The Australian said Khaled was “of no interest to security authorities” after that, but reported that the “plot” began back in April when Khaled started communicating with Tarek and an ISIS “controller” via text and encrypted app messages.
It now appears that, as with so many “terrorist plots,” the participants were under surveillance. According to the Australian, “a foreign intelligence agency believed to be Britain’s” knew about the failed July 15 plot but waited until July 26 to tell Australian authorities. If this is true, it raises obvious questions: how and when did the overseas agency know about the plan?
If the agency knew about the plot before it took place, why were Australian police and intelligence agencies not informed? If it only knew after the failed attempt, why wait for days to alert its Australian counterparts? And why did Australian police wait for another three days to act after they were allegedly told?
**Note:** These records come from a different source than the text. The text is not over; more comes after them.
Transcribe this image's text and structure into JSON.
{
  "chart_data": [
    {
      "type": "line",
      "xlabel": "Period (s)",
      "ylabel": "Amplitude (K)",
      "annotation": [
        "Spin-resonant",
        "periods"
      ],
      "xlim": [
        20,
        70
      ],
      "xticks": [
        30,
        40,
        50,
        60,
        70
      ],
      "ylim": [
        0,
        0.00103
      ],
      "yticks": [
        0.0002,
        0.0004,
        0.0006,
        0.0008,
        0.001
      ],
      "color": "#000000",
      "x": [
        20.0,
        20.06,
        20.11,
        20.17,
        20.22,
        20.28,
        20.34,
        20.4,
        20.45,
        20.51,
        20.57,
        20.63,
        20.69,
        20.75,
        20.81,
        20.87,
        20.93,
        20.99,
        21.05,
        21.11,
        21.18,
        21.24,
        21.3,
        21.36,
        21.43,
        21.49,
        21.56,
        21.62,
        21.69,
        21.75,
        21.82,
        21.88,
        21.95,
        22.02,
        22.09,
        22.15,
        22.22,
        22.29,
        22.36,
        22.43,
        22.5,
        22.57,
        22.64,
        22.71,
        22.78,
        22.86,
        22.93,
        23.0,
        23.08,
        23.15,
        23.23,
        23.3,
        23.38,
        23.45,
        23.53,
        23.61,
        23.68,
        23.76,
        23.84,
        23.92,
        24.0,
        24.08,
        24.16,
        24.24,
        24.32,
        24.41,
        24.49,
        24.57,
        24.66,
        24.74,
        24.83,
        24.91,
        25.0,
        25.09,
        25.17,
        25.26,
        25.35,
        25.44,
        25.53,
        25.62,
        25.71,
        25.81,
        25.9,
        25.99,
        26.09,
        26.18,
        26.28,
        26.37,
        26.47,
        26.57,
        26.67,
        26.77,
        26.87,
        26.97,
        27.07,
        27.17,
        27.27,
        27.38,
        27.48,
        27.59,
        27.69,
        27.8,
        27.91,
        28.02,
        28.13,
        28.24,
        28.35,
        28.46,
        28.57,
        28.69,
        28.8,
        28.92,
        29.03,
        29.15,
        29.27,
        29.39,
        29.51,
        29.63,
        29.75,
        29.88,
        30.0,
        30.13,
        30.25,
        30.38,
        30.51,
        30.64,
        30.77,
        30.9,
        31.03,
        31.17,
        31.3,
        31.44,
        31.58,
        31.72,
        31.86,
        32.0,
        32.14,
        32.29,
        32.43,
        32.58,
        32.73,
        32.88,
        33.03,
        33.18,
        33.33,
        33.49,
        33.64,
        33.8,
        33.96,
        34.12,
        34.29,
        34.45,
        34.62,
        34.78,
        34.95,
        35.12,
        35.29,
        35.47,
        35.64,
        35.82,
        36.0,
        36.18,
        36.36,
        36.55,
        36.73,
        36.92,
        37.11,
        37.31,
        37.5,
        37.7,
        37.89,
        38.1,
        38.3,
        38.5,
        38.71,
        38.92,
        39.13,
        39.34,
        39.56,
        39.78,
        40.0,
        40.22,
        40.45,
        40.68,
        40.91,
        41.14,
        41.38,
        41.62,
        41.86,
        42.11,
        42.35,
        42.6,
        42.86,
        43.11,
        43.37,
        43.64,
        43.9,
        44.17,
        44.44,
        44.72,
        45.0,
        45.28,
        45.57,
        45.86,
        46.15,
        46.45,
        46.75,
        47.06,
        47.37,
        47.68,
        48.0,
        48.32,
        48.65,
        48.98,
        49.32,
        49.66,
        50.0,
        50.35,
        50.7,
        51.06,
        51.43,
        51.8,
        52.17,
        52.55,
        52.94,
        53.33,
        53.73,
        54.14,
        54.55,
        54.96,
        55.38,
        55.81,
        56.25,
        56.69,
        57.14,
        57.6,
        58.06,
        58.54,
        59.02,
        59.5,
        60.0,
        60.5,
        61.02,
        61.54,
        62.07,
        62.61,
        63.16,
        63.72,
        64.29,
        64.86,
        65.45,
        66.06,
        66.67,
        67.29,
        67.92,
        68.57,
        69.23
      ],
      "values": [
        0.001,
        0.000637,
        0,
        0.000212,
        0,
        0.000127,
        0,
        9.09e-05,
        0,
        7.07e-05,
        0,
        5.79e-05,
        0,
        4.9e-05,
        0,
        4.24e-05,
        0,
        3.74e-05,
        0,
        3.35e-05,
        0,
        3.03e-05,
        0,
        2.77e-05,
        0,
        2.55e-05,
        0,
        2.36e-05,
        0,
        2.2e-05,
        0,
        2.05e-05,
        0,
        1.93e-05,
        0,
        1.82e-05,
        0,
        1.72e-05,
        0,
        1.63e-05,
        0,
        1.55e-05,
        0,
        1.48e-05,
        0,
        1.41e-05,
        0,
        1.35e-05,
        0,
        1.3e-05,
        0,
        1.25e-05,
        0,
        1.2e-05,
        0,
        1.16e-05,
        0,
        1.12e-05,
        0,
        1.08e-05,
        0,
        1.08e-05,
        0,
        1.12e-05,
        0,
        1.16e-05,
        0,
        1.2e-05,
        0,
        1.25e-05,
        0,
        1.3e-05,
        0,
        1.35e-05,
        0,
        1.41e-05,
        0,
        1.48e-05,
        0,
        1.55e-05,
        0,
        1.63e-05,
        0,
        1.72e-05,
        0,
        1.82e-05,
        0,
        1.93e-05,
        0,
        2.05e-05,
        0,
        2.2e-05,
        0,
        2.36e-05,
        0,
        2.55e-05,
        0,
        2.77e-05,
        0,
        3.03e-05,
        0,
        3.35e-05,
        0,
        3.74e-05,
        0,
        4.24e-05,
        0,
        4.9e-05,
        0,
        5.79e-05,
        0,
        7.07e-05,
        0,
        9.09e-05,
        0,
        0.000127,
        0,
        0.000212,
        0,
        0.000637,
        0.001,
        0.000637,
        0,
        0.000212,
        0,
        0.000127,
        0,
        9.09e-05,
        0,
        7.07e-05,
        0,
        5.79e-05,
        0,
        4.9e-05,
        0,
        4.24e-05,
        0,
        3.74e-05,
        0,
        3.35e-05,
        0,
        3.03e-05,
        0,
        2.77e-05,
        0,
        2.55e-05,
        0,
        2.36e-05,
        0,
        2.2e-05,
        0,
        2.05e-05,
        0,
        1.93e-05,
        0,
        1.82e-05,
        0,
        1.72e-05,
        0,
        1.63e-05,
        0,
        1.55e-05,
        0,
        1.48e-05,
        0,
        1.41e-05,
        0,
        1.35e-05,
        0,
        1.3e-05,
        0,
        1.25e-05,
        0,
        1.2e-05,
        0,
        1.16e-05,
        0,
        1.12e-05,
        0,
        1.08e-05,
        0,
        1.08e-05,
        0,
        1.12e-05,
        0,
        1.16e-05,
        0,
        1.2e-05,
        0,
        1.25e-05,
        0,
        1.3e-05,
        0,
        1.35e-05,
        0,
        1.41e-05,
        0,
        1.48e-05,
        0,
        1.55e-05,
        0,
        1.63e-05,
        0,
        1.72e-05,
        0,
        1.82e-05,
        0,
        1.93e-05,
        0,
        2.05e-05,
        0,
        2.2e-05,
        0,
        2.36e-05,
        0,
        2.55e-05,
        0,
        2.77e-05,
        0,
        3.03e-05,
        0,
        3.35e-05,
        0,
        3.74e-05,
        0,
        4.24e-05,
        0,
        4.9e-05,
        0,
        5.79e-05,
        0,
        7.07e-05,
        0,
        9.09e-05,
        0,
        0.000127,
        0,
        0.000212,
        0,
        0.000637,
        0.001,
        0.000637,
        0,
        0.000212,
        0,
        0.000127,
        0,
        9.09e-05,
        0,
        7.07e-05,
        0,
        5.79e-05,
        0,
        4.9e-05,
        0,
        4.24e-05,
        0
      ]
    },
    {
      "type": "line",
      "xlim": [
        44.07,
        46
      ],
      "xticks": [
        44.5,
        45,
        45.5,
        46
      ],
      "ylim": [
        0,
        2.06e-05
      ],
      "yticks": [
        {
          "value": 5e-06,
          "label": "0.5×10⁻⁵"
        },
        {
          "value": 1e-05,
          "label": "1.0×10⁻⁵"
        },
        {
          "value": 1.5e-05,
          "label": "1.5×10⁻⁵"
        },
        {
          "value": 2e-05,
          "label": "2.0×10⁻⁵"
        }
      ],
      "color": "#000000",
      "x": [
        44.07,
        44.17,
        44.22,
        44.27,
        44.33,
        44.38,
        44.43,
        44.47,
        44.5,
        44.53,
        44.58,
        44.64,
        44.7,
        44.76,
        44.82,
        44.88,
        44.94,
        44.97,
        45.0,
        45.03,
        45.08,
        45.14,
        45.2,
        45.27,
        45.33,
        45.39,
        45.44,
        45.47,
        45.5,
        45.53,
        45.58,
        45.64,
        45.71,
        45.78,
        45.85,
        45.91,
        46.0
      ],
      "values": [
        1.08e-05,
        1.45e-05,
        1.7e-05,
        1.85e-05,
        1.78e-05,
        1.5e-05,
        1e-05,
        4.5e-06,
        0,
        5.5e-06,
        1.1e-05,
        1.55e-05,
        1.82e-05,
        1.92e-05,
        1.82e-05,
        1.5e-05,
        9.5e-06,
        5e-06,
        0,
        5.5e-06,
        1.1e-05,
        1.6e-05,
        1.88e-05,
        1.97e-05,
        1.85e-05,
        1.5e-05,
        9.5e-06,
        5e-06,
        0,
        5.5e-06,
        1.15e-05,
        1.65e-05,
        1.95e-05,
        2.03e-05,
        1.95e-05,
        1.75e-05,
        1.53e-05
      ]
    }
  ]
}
All of these details should be treated with healthy suspicion. Increasingly it appears that the police raids were timed to create a terror scare right at the point that the Turnbull government was seeking to justify a revamping and expansion of the federal intelligence agencies and police.
How this operation is being exploited politically can be seen from Turnbull’s media event yesterday. He again declared that the “terrorist plot” proved the need for the far-reaching restructuring of the police and intelligence apparatus that he unveiled the previous week, and for ongoing “relentless” measures to bolster the “security” powers and agencies.
This restructuring includes the creation of a Home Affairs super-ministry to take centralised control over a range of police and spy agencies, including ASIO, the AFP, the Border Force, and a parallel centralisation of all the civilian and military intelligence agencies under a new Office of National Intelligence in the prime minister’s office.
Further plans are now being mooted, including more intrusive security measures at airports and an extension of ASIO’s detention and interrogation powers.
None of this has anything to do with ensuring the safety of the population. Instead, terrorism scares are being exploited to try to divert attention from the deepening crisis of Turnbull’s badly divided government and of the political establishment as a whole.
At the same time, as last week’s intelligence review report indicated, a police-state framework is being established to monitor and suppress rising social and political discontent, and intensifying popular concern about Australia’s close involvement in plans for escalating US-led wars, including against North Korea and China.